If a massive bleed is encountered after cryobiopsy, the management is initiated with immediate attempt to occlude the bleeding airway. Dedicated endobronchial balloon or the bronchoscope itself can be used for this purpose. The patient is then rotated to a lateral position with bleeding side down. Instillation of ice-cold saline can help in achievement of hemostasis by causing cold-induced vascular constriction.8 Intubation or selective intubation of nonbleeding lung is performed in persistent severe bleeding. Patient is then referred to interventional radiology for localization and embolization of the bleeding vessel. Fatality from such hemorrhage is extremely rare, however, has been described previously.9 We herein describe a technique that may decrease amount of hemorrhage during peripheral lung cryobiopsy.
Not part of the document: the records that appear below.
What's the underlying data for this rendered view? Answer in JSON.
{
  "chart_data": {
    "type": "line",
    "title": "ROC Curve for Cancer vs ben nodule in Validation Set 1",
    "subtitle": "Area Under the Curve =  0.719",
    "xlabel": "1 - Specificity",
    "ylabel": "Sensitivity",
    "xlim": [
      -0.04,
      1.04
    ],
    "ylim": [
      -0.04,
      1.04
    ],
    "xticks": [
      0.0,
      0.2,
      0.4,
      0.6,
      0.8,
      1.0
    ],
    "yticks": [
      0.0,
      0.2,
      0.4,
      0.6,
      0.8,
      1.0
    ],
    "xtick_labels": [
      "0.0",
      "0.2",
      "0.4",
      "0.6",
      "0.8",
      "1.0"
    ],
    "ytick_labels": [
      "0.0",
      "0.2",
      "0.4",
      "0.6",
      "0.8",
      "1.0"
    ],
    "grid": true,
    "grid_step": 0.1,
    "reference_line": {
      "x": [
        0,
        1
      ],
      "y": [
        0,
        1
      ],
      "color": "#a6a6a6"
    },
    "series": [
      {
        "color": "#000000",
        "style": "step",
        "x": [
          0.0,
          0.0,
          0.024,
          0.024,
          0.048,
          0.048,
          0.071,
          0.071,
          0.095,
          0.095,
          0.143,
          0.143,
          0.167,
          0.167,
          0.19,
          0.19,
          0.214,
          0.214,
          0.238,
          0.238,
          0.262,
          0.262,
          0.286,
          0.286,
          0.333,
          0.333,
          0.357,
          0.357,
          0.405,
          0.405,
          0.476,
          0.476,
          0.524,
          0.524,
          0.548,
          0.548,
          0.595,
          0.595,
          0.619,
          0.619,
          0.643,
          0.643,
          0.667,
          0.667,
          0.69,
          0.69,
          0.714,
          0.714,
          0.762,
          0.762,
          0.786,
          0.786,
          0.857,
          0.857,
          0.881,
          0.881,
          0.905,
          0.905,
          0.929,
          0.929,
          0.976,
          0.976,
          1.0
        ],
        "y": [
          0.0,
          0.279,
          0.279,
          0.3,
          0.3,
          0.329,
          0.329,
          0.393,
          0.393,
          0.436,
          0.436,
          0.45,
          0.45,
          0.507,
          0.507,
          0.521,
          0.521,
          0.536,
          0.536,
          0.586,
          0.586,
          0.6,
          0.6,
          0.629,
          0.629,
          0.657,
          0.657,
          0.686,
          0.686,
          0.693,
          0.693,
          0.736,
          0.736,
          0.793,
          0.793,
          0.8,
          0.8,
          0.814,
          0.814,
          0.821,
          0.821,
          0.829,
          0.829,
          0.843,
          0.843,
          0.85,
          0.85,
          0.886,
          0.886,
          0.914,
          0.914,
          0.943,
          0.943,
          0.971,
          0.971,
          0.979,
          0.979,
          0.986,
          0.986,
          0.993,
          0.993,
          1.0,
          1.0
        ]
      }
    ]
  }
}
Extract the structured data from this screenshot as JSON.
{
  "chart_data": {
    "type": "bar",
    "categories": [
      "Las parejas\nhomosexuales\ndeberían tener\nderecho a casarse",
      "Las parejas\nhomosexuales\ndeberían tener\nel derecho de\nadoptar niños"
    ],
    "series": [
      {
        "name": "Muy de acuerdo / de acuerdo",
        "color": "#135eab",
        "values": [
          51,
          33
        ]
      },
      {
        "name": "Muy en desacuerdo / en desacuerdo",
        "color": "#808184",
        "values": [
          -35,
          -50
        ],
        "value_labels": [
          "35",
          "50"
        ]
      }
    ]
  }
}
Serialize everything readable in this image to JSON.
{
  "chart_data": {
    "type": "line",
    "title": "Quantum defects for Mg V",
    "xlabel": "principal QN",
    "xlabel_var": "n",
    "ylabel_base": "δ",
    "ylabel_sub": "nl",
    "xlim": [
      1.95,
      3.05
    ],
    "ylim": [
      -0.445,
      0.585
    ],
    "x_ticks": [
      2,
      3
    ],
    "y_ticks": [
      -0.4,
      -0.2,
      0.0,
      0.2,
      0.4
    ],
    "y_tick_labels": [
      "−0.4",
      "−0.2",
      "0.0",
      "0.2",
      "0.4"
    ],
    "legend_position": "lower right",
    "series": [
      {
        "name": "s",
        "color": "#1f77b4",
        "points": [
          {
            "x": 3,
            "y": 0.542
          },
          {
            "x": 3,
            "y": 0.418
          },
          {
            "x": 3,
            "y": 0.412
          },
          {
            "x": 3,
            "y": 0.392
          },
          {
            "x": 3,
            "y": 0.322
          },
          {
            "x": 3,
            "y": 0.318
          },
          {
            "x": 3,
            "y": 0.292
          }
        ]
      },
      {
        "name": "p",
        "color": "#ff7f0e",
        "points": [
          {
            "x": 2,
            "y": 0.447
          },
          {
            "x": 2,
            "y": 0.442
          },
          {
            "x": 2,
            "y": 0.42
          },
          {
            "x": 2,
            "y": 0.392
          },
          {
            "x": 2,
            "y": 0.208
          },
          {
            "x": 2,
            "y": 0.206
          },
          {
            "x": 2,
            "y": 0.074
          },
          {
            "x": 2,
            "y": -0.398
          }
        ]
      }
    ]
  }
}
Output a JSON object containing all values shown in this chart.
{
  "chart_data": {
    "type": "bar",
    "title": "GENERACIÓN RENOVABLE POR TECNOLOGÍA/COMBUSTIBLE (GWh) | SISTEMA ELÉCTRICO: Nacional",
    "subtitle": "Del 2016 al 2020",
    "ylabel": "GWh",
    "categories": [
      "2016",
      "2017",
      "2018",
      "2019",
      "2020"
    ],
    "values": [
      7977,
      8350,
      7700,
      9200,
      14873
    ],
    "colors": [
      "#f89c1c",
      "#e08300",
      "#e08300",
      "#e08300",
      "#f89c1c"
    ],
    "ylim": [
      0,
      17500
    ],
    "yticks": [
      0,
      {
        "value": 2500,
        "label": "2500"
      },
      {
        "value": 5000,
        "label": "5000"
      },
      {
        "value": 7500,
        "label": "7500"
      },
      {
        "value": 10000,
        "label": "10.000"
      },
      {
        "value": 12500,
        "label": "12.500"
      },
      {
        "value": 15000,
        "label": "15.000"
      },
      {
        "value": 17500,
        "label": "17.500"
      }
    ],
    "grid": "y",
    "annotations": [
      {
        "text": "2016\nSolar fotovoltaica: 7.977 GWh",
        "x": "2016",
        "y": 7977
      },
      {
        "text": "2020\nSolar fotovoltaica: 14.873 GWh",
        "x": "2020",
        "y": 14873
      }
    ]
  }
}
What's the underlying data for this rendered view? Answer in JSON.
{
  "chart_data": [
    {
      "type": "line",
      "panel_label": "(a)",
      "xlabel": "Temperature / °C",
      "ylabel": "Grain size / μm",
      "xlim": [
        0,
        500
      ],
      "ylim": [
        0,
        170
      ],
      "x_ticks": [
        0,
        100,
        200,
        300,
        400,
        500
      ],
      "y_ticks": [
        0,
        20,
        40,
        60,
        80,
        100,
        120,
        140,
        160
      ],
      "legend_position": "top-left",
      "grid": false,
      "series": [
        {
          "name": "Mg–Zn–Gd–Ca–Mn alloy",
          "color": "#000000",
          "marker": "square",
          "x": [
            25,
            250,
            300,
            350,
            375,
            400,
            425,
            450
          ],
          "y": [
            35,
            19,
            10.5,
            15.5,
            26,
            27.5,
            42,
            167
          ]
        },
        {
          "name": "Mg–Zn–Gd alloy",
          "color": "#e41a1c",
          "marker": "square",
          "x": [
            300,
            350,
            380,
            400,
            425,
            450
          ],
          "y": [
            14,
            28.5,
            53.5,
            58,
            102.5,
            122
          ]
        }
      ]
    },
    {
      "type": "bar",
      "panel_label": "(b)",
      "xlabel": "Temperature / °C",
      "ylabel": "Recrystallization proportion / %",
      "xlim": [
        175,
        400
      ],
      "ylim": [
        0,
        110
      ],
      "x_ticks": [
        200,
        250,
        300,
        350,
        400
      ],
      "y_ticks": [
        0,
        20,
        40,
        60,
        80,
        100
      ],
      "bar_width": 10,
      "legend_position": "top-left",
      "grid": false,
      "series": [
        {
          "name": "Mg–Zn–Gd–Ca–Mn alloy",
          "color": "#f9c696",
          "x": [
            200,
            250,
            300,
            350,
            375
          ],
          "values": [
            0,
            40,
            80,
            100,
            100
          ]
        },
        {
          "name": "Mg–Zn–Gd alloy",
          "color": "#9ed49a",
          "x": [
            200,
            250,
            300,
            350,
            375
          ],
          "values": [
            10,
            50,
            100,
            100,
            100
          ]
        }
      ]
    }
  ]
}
Obviously, no definitive conclusions can be made based on our case series due to small sample size. Conceptually it seems that ability to choose a less vascular area for a somewhat larger cryobiopsy may result in decreased risk of hemorrhage and/or reduction in bleeding severity. Average peripheral cryobiopsy size varies significantly and may be dependent on freezing time and cryoprobe size.4,10,11 Ability to identify a large hypovascular area may add to operator comfort and may allow for longer freezing time and therefore larger biopsy size.11 Impact on procedure duration remains to be determined. Increase in resource utilization due to the use of radial ultrasound could be offset by decrease in complication rate and potentially decreased endobronchial blocker need.
Further development of this approach could include use of a peripheral sheath similar to recently published study12 to ensure that same area is both visualized and biopsied. A multicenter randomized controlled trial is currently under way to evaluate this technique.